I agree that she should be consulting with you about this change – but have you been consulting with her about your major life choices? Did you ever consult with her about whether to take/keep your job, and about whether you should also be farming?

Kind of, but has never been successful at it. She got an inheritance for about $40k and he ran through it in about 6 months flipping cars. He is an idiot, he has no clue how business works, and he refuses to listen to anyone because he knows best.

And more to the point, you don’t pay for your side hustle when you don’t even have grocery money.

+i was an Army wife for many years, and I worked, too. It’s like having three or four jobs, because the service member has unreasonable hours, they are gone for varying lengths of time, and the burden of “everything else” falls on mom’s shoulders.

After one particularly trying time, I announced to Sgt VOW that after he retired from the Army, he would be the one to oversee the kids, plan and cook meals, and do laundry.

Sgt VOW got all happy and said, “Oh, I don’t mind staying home while you go to work!”

He earned a glowering look from me.

“No. You misunderstand. You’ll work, too! I just want to come home from my job, sit down with my feet up, a glass of iced tea in my hand, maybe checking all the channels on TV to see what looks good. You get to come home from work, wrangle kids, cook dinner, clean up the kitchen, supervise homework, maybe throw a load of laundry in the washer. Oh, and refill my iced tea glass, please?”

It often takes at least two paychecks to survive in today’s world. There is no such thing as “woman’s” work or “man’s” work. Employment insecurity means that today’s job can evaporate overnight, and a new job isn’t waiting around the corner for you. Businesses closing, reorganization, mergers, cutbacks have left too many people beating the pavement, looking for anything, just to bring a few bucks home. Some of those management decisions during reorganization or mergers meant retirement funds were raided. People worked faithfully for 20-30-40 years, only to be forced into retirement with no retirement check waiting for them.

The glory days of the 1950s are long gone.

.~VOW

Yes, although one time (2016) she was upset I made the decision without asking her much about it. I used to (for ten years) work rotating shift jobs. I was offered over $4 more an hour with better benefits for the same job at a start up plant with a different process. Why was she upset? Partially because I didn’t consult with her much (“oh so you got the offer, you’re gonna take it just like that?”) and partially because I had been at the previous job for just shy of four years and she felt embarrassed for her family that she had what she felt was a job hopper for a husband (her dad had a shitload of different jobs before settling in on what he knew and made sense).

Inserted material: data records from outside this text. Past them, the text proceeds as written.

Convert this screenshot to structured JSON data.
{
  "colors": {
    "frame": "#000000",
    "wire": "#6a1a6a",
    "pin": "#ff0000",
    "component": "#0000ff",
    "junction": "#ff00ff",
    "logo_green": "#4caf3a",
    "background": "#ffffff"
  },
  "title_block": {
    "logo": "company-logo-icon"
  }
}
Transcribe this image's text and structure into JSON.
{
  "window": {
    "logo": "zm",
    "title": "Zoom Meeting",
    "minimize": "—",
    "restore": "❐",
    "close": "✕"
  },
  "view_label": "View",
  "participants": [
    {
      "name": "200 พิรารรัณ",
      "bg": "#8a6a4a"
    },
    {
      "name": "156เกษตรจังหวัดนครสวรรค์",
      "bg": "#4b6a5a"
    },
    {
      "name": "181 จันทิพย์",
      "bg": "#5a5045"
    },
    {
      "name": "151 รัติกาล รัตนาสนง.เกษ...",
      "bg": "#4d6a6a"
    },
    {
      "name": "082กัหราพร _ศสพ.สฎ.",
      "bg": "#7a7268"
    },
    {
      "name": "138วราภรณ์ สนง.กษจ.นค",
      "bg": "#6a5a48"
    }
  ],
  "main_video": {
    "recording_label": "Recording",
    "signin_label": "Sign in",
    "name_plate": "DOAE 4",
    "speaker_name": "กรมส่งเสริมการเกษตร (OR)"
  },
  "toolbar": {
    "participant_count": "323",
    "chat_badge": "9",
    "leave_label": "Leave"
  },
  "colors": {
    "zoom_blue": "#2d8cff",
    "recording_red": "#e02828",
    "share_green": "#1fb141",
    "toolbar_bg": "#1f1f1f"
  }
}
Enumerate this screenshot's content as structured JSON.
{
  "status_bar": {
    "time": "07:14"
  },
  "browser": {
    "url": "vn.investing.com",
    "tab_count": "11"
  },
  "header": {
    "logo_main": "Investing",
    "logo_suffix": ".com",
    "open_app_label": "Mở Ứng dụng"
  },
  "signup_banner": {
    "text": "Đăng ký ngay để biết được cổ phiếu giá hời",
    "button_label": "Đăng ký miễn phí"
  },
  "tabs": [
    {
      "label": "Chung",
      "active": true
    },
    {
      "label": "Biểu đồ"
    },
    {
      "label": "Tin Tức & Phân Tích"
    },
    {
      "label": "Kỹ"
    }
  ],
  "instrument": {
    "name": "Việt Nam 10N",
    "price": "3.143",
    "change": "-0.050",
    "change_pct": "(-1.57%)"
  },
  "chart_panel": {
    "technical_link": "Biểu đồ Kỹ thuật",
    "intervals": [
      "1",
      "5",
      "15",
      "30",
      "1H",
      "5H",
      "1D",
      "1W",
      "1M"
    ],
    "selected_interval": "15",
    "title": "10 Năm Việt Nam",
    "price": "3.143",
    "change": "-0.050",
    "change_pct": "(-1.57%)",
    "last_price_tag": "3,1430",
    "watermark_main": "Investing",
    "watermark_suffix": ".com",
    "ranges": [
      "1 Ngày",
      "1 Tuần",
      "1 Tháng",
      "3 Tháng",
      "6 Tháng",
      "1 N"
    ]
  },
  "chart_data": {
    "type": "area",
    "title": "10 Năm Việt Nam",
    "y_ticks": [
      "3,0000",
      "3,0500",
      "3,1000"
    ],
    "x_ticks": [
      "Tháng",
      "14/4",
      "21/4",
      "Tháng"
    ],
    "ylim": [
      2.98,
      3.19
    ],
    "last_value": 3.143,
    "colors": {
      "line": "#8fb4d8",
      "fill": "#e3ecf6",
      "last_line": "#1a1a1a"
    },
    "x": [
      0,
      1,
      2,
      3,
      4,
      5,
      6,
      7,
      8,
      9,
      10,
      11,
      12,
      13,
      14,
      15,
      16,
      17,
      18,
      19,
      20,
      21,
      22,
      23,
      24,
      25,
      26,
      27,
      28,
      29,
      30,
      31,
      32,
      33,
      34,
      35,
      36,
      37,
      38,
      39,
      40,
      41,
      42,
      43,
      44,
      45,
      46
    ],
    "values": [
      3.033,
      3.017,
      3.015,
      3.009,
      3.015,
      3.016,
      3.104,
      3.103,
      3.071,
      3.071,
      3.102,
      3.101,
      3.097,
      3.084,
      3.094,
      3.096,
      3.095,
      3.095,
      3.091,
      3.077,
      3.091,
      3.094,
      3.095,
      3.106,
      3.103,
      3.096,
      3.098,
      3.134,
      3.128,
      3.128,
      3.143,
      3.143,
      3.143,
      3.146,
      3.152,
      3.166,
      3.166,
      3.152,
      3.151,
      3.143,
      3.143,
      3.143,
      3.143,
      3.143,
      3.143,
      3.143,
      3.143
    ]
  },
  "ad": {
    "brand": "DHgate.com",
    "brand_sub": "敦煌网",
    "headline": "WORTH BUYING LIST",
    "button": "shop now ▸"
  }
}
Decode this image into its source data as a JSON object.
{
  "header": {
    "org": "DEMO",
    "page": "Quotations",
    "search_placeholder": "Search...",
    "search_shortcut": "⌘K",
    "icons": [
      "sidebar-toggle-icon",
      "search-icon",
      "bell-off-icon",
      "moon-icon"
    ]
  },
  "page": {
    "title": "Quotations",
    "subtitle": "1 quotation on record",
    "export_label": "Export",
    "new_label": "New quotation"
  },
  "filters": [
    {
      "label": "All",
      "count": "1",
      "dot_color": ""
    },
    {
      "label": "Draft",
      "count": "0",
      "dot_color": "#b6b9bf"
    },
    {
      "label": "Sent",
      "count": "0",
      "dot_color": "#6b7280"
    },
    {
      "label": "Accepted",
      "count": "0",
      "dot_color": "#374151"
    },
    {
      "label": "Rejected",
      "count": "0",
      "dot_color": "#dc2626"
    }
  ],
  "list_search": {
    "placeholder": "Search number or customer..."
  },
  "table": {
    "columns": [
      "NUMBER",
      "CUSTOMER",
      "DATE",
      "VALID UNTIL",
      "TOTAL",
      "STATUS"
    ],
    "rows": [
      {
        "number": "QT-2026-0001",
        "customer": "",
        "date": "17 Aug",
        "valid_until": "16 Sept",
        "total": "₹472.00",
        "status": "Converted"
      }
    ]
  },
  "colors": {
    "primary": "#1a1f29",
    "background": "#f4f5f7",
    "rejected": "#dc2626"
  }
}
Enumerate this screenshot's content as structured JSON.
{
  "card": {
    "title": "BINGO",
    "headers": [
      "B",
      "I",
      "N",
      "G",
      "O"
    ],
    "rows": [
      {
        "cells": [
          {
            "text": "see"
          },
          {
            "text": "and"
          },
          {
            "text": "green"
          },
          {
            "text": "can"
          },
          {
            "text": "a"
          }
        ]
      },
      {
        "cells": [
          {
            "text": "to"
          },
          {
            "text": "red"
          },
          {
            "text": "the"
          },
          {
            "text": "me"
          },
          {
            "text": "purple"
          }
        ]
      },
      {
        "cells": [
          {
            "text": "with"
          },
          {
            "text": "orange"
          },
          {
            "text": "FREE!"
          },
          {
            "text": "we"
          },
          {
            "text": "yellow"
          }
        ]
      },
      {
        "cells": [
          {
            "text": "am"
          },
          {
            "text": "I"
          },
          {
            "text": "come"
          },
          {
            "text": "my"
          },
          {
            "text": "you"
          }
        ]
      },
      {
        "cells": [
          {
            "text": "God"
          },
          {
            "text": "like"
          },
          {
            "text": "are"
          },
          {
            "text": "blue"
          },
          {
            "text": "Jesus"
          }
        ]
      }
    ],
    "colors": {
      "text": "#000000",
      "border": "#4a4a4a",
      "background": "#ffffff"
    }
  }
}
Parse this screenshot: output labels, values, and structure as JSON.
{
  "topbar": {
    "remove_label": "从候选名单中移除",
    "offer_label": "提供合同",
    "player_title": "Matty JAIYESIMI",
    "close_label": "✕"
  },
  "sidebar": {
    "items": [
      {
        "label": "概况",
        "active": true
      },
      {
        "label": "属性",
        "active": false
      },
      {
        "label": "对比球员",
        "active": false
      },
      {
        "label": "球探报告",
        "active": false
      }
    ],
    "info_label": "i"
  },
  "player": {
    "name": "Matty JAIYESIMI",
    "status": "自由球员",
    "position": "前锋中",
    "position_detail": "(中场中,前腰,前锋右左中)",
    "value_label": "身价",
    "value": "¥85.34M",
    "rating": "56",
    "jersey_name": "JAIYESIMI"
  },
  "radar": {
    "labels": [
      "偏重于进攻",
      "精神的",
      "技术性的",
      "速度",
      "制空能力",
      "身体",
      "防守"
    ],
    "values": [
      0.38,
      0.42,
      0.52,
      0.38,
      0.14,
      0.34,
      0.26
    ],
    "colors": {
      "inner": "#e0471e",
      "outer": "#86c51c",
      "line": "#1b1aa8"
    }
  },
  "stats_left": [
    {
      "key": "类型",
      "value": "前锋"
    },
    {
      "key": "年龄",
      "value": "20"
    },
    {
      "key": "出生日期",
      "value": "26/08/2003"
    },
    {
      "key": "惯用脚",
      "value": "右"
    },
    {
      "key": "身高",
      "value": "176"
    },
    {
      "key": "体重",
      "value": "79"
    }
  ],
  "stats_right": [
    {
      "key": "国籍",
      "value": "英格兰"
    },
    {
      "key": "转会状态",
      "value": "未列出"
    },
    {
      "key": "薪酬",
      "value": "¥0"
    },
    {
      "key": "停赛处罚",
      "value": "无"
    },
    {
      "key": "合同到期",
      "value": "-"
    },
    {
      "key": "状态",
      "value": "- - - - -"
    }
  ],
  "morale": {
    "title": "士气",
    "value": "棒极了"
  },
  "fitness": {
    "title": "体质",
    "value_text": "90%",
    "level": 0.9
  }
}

To repeat what I said above, every job change I have had was to benefit US, OUR FAMILY, not just me. For more money in the previous example (ended up being a lot more), to straight days with the same money for the next move after that (but still every other weekend without holidays off), to close to the same money but now on salary with all holidays and weekends off - what more is important for a guy with a wife and two little kids at home?

As far as the farming goes, that has been difficult to make her understand that it’s profitable. I’ve always told her that every mortgage payment we make is an increase in our equity. I do have reports printed from my regular visit to the bank that maybe I should sit her down and show the steady increase in net worth and what that means - on the flip side comes the comment, “well, if we are doing so well then why does it bother you I’m quitting?”